Reducing the cost of large model training is a current research hotspot in the field of artificial intelligence. The recent research released by Tencent Hunyuan team deeply discusses the scale rules of low-bit floating point quantization training, providing new ideas for efficient training of large models. Through a large number of experiments, this study analyzed the impact of factors such as model size, training data volume, and quantification accuracy on the training effect, and finally came up with rules on how to effectively allocate training resources under different accuracies to obtain the best results. This research not only has important theoretical significance, but also provides valuable guidance for the practical application of large models.

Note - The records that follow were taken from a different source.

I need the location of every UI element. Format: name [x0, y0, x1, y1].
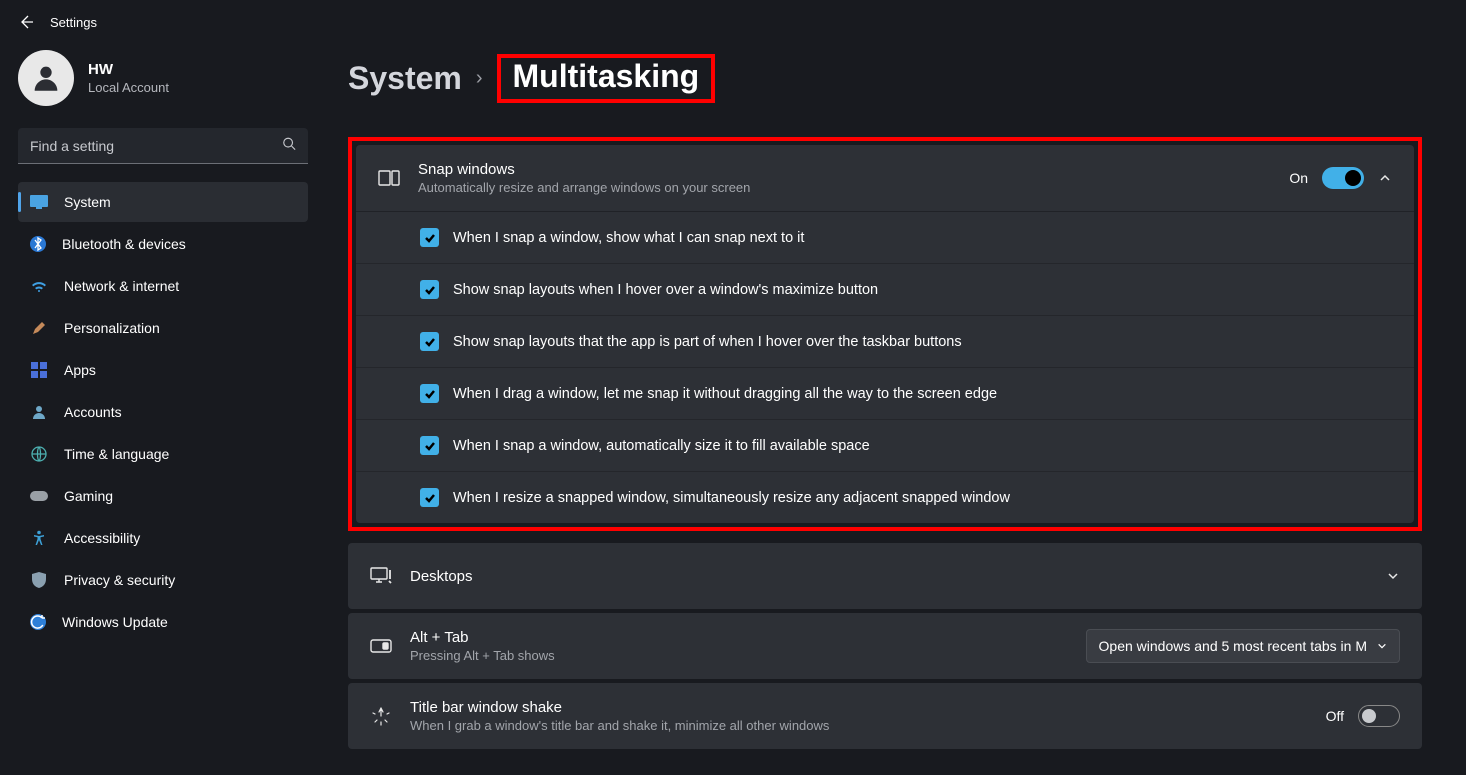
snap-option-label: When I drag a window, let me snap it wit… — [453, 386, 997, 402]
breadcrumb-parent[interactable]: System — [348, 60, 462, 97]
globe-icon — [30, 445, 48, 463]
alttab-dropdown-value: Open windows and 5 most recent tabs in M — [1099, 638, 1367, 654]
desktops-title: Desktops — [410, 568, 1368, 585]
snap-option-label: Show snap layouts when I hover over a wi… — [453, 282, 878, 298]
nav-list: System Bluetooth & devices Network & int… — [18, 182, 308, 642]
search-container — [18, 128, 308, 164]
user-account-type: Local Account — [88, 80, 169, 95]
nav-label: Time & language — [64, 446, 169, 462]
accessibility-icon — [30, 529, 48, 547]
checkbox[interactable] — [420, 280, 439, 299]
app-title: Settings — [50, 15, 97, 30]
desktops-icon — [370, 565, 392, 587]
nav-item-network[interactable]: Network & internet — [18, 266, 308, 306]
back-button[interactable] — [18, 14, 34, 30]
checkbox[interactable] — [420, 332, 439, 351]
chevron-right-icon: › — [476, 67, 483, 90]
snap-options-list: When I snap a window, show what I can sn… — [356, 211, 1414, 523]
shield-icon — [30, 571, 48, 589]
gamepad-icon — [30, 487, 48, 505]
refresh-icon — [30, 614, 46, 630]
nav-item-system[interactable]: System — [18, 182, 308, 222]
alttab-card: Alt + Tab Pressing Alt + Tab shows Open … — [348, 613, 1422, 679]
main-content: System › Multitasking Snap windows Autom… — [320, 40, 1466, 771]
snap-title: Snap windows — [418, 161, 1271, 178]
nav-label: Bluetooth & devices — [62, 236, 186, 252]
bluetooth-icon — [30, 236, 46, 252]
alttab-title: Alt + Tab — [410, 629, 1068, 646]
person-icon — [30, 403, 48, 421]
nav-label: Personalization — [64, 320, 160, 336]
avatar — [18, 50, 74, 106]
nav-label: Apps — [64, 362, 96, 378]
shake-title: Title bar window shake — [410, 699, 1308, 716]
snap-option-row: Show snap layouts that the app is part o… — [356, 315, 1414, 367]
snap-section-highlight: Snap windows Automatically resize and ar… — [348, 137, 1422, 531]
breadcrumb-current-highlight: Multitasking — [497, 54, 716, 103]
sidebar: HW Local Account System Bluetooth & devi… — [0, 40, 320, 771]
chevron-down-icon[interactable] — [1386, 569, 1400, 583]
desktops-card[interactable]: Desktops — [348, 543, 1422, 609]
alttab-dropdown[interactable]: Open windows and 5 most recent tabs in M — [1086, 629, 1400, 663]
shake-icon — [370, 705, 392, 727]
snap-option-row: When I drag a window, let me snap it wit… — [356, 367, 1414, 419]
brush-icon — [30, 319, 48, 337]
user-name: HW — [88, 61, 169, 78]
nav-item-personalization[interactable]: Personalization — [18, 308, 308, 348]
user-block[interactable]: HW Local Account — [18, 40, 308, 128]
snap-toggle[interactable] — [1322, 167, 1364, 189]
snap-option-label: When I resize a snapped window, simultan… — [453, 490, 1010, 506]
snap-subtitle: Automatically resize and arrange windows… — [418, 180, 1271, 195]
snap-option-row: When I resize a snapped window, simultan… — [356, 471, 1414, 523]
nav-label: Accounts — [64, 404, 122, 420]
nav-item-accounts[interactable]: Accounts — [18, 392, 308, 432]
nav-item-bluetooth[interactable]: Bluetooth & devices — [18, 224, 308, 264]
wifi-icon — [30, 277, 48, 295]
checkbox[interactable] — [420, 488, 439, 507]
nav-label: Gaming — [64, 488, 113, 504]
nav-label: Windows Update — [62, 614, 168, 630]
snap-option-label: When I snap a window, automatically size… — [453, 438, 870, 454]
nav-label: System — [64, 194, 111, 210]
alttab-icon — [370, 635, 392, 657]
nav-label: Privacy & security — [64, 572, 175, 588]
breadcrumb: System › Multitasking — [348, 54, 1422, 103]
snap-windows-icon — [378, 167, 400, 189]
shake-subtitle: When I grab a window's title bar and sha… — [410, 718, 1308, 733]
snap-option-label: Show snap layouts that the app is part o… — [453, 334, 962, 350]
snap-option-label: When I snap a window, show what I can sn… — [453, 230, 804, 246]
alttab-subtitle: Pressing Alt + Tab shows — [410, 648, 1068, 663]
nav-item-update[interactable]: Windows Update — [18, 602, 308, 642]
shake-toggle[interactable] — [1358, 705, 1400, 727]
nav-item-accessibility[interactable]: Accessibility — [18, 518, 308, 558]
search-input[interactable] — [18, 128, 308, 164]
shake-card: Title bar window shake When I grab a win… — [348, 683, 1422, 749]
nav-item-privacy[interactable]: Privacy & security — [18, 560, 308, 600]
snap-toggle-state: On — [1289, 170, 1308, 186]
snap-option-row: When I snap a window, show what I can sn… — [356, 212, 1414, 263]
chevron-up-icon[interactable] — [1378, 171, 1392, 185]
chevron-down-icon — [1377, 638, 1387, 654]
nav-label: Network & internet — [64, 278, 179, 294]
shake-toggle-state: Off — [1326, 708, 1344, 724]
checkbox[interactable] — [420, 384, 439, 403]
snap-card: Snap windows Automatically resize and ar… — [356, 145, 1414, 523]
checkbox[interactable] — [420, 228, 439, 247]
snap-option-row: When I snap a window, automatically size… — [356, 419, 1414, 471]
checkbox[interactable] — [420, 436, 439, 455]
nav-label: Accessibility — [64, 530, 140, 546]
breadcrumb-current: Multitasking — [513, 58, 700, 94]
snap-option-row: Show snap layouts when I hover over a wi… — [356, 263, 1414, 315]
nav-item-gaming[interactable]: Gaming — [18, 476, 308, 516]
snap-header-row[interactable]: Snap windows Automatically resize and ar… — [356, 145, 1414, 211]
nav-item-time[interactable]: Time & language — [18, 434, 308, 474]
nav-item-apps[interactable]: Apps — [18, 350, 308, 390]
apps-icon — [30, 361, 48, 379]
system-icon — [30, 193, 48, 211]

Today, with the rapid development of Large Language Model (LLM), the cost of model training and inference has increasingly become the focus of research and application. Recently, Tencent Hunyuan team released an important study, which deeply explored the "Scaling Laws" of low-bit floating point quantization training, that is, the scaling law of floating point quantization training. The core of this research is to explore how to significantly reduce computing and storage costs without losing performance by reducing the accuracy of the model.
The research team conducted up to 366 sets of floating-point quantitative training with different parameter sizes and precisions, and systematically analyzed various factors that affect the training effect, including model size (N), training data volume (D), exponential bit (E), Mantissa bits (M) and quantization granularity (B). Through these experiments, the researchers derived a unified set of Scaling Law, which revealed how to effectively configure training data and model parameters under different accuracy to obtain the best training effect.
The most critical thing is that research points out that in arbitrary low-precision floating-point quantification training, there is a "limit effect", that is, under a specific amount of data, the performance of the model will reach optimal, and exceeding this amount of data may cause effects. decline. In addition, the study also found that the theoretically best cost-effective floating point quantification training accuracy should be between 4 and 8 bits, which has important guiding significance for the development of efficient LLM.
This research not only fills the gap in the field of floating-point quantification training, but also provides a reference for future hardware manufacturers to help them optimize floating-point computing capabilities under different precisions. Ultimately, this research provides a clear direction for the practice of large model training, ensuring that efficient training effects can still be achieved even with limited resources.
Paper address: https://arxiv.org/pdf/2501.02423
In short, this research by Tencent Hunyuan team provides an effective solution for reducing the cost of large model training. The scale rules and optimal accuracy range discovered will have a profound impact on the development and application of large models in the future. This work points out the direction for high-performance, low-cost large model training, which deserves attention and in-depth research.